US: The deteriorating situation in Haiti may require an international security presence there once a political settlement was reached, President Bush said yesterday.
"Incident to a political settlement, we will encourage the international community to provide a security presence," Mr Bush told reporters. He also said he had instructed the US Coast Guard to turn back any fleeing Haitians trying to reach the US.
Foreigners streamed out of the Caribbean island yesterday as the capital braced for a rebel advance and diplomats tried to rekindle talks on a power-sharing deal to defuse the bloody conflict.
With insurgents in control of Haiti's second-largest city, Cap Haitien, and a series of towns across the north, President Jean-Bertrand Aristide said thousands could die if the rebels, led by a former death squad commander and a former police chief, are allowed to reach teeming Port-au-Prince.
But Mr Aristide's political opponents - who have distanced themselves from the armed revolt but share its aim of getting the president out - on Tuesday rejected a US-backed deal brokered by diplomats.
Under the proposal, Mr Aristide would give up some of his powers and form a new government.
More than 60 people have died in clashes that began on February 5th when the rebels, a collection of gangs and former soldiers, began the revolt by over-running Gonaives, a city north of Port-au-Prince where Haiti's slaves declared independence from France in 1804.
Warned by their governments that the country of 8 million is no longer safe, American, French, and other foreigners headed to Toussaint L'Ouverture Airport in Port-au-Prince for flights out before an attack on the capital that the rebels have said could come any time. Officials say up to 20,000 Americans live in Haiti.
People shoved two and three at a time through metal detectors at the airport entrance early yesterday and were pushed back by guards.

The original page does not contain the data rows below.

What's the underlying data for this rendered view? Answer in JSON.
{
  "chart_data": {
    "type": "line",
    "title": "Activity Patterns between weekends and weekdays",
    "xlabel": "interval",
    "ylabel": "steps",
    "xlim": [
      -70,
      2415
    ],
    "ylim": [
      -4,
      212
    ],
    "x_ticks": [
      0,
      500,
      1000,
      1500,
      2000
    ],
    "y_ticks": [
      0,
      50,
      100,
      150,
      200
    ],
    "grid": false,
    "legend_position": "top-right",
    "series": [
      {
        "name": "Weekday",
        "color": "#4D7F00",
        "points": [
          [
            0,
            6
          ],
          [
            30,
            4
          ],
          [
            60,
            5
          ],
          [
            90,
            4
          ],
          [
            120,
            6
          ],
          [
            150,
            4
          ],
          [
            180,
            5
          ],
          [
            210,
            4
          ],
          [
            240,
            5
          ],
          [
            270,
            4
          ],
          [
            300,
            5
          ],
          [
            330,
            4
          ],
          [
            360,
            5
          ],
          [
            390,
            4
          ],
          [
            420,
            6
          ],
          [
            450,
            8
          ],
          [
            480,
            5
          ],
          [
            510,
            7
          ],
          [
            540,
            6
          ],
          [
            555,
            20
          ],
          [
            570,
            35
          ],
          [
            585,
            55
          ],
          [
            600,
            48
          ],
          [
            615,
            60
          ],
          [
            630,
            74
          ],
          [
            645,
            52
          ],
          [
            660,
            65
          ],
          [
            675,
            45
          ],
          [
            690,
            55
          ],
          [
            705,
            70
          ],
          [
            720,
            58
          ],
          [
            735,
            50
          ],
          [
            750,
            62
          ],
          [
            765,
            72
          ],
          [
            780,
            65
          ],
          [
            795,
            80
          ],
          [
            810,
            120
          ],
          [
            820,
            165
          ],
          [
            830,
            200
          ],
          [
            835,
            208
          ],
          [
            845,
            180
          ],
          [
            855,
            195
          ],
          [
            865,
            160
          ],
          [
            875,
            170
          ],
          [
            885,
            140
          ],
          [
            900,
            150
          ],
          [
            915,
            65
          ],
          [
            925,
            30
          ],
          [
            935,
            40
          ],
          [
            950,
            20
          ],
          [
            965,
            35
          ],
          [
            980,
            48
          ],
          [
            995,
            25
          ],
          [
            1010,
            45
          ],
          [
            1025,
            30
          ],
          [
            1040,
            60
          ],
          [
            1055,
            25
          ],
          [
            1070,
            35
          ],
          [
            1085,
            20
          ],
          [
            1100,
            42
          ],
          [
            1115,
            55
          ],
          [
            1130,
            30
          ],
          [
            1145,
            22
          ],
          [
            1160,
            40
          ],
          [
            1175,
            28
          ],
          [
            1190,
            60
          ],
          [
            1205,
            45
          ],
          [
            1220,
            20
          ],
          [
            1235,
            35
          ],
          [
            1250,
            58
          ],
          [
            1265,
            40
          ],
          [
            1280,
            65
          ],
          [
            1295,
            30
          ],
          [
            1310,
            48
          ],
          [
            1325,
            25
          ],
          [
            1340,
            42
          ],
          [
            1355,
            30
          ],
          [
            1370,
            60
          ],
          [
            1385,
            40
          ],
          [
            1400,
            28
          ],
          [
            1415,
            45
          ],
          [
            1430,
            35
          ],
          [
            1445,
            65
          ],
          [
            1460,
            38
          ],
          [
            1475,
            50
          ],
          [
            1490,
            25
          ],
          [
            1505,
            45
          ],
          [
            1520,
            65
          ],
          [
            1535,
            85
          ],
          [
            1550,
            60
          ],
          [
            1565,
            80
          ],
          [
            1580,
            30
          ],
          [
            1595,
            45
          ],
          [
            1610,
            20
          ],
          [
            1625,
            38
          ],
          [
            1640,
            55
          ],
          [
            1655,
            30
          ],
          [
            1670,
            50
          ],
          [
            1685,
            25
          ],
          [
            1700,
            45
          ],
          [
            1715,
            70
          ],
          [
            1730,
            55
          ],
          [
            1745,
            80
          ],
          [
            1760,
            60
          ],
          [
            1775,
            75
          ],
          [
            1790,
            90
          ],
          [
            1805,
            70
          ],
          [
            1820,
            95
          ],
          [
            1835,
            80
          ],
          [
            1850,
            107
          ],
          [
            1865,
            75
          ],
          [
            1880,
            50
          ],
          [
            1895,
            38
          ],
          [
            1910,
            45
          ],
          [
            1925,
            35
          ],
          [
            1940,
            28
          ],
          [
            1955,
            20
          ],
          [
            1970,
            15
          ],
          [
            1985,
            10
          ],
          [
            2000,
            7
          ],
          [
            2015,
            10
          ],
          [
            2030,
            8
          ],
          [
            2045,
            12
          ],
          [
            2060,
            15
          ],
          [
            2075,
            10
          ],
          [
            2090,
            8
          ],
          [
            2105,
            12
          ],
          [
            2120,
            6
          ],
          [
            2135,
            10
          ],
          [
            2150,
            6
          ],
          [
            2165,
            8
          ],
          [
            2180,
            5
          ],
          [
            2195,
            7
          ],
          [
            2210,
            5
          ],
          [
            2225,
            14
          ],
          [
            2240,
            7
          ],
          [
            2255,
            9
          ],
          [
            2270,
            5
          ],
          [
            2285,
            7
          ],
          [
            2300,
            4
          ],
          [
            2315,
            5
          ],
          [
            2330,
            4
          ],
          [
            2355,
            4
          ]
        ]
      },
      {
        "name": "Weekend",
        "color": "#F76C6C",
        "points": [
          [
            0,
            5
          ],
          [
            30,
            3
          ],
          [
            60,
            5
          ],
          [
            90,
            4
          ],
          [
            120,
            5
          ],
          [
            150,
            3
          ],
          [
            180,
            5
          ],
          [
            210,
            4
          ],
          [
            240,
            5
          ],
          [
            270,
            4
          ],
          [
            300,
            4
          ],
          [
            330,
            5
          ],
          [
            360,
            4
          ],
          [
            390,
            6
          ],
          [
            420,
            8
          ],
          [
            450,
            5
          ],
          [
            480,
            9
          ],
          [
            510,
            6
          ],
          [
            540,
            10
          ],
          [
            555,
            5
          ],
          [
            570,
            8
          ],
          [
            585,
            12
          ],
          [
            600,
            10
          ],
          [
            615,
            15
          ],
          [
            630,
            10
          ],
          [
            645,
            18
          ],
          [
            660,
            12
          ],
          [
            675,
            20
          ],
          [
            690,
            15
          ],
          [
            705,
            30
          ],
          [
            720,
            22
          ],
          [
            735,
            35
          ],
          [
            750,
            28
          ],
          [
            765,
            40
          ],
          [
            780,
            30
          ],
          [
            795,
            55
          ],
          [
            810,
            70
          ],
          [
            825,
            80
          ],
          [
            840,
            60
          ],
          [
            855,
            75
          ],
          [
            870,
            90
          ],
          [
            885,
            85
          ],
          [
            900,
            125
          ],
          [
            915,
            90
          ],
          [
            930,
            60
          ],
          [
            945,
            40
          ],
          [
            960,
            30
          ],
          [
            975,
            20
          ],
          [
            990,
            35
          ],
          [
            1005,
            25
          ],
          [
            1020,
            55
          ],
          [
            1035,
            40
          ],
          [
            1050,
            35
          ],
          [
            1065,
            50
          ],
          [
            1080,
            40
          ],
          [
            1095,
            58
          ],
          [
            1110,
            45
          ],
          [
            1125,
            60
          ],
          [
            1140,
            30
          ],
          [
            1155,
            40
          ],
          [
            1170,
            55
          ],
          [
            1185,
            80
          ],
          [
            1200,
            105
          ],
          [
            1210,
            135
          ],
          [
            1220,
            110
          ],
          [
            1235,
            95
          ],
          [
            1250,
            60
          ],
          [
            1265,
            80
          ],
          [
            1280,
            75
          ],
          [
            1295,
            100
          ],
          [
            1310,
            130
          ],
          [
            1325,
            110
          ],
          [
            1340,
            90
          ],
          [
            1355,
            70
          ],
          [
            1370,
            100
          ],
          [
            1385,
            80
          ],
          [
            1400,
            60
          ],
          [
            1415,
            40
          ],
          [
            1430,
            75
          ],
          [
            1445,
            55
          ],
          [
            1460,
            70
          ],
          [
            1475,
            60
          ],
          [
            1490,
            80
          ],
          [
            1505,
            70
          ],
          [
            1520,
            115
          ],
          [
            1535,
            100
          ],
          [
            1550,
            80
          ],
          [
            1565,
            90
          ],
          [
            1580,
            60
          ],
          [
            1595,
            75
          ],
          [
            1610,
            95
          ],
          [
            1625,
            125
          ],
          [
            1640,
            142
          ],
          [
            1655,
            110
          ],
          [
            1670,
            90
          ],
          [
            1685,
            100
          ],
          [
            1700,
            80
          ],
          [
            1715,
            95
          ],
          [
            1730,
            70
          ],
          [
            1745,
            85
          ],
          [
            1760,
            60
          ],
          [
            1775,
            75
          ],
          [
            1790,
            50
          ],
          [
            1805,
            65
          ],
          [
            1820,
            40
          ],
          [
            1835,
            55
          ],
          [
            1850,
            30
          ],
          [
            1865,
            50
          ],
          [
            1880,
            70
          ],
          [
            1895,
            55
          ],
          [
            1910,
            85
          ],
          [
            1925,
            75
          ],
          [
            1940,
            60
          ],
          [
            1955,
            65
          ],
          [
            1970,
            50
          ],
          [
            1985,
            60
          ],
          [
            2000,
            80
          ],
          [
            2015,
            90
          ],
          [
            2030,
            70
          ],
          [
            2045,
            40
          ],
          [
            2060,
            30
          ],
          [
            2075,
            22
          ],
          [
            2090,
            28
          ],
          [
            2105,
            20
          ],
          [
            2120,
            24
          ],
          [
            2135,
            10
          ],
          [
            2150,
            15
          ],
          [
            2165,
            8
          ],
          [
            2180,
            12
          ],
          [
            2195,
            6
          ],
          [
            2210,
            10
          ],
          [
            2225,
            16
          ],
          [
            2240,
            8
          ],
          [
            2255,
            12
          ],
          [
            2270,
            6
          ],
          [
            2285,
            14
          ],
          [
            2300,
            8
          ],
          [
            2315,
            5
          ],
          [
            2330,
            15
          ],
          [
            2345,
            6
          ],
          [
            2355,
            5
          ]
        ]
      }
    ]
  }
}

"I don't want to go but I've been told to go," said Ms Yolanda Murphy (41), a missionary for the Indiana-based Church of God who has been in Haiti for 17 years.
Mr Aristide warned on Tuesday that a rebel advance on the capital could result in a bloodbath and cautioned that Haitians could take to the sea, touching on US concerns of a repeat of the 1990s boatlift in which tens of thousands of people fled political turmoil and tried to reach Florida.
Since the revolt erupted, the US Coast Guard has been monitoring the sea northwest of Haiti where boat people would sail on their way toward Florida, but the agency has so far reported no unusual numbers of migrants. But more than 100 Haitians have arrived in Jamaica, to the west of their poor country.
On Tuesday, rebels seized control of Port-de-Paix on Haiti's northern coast.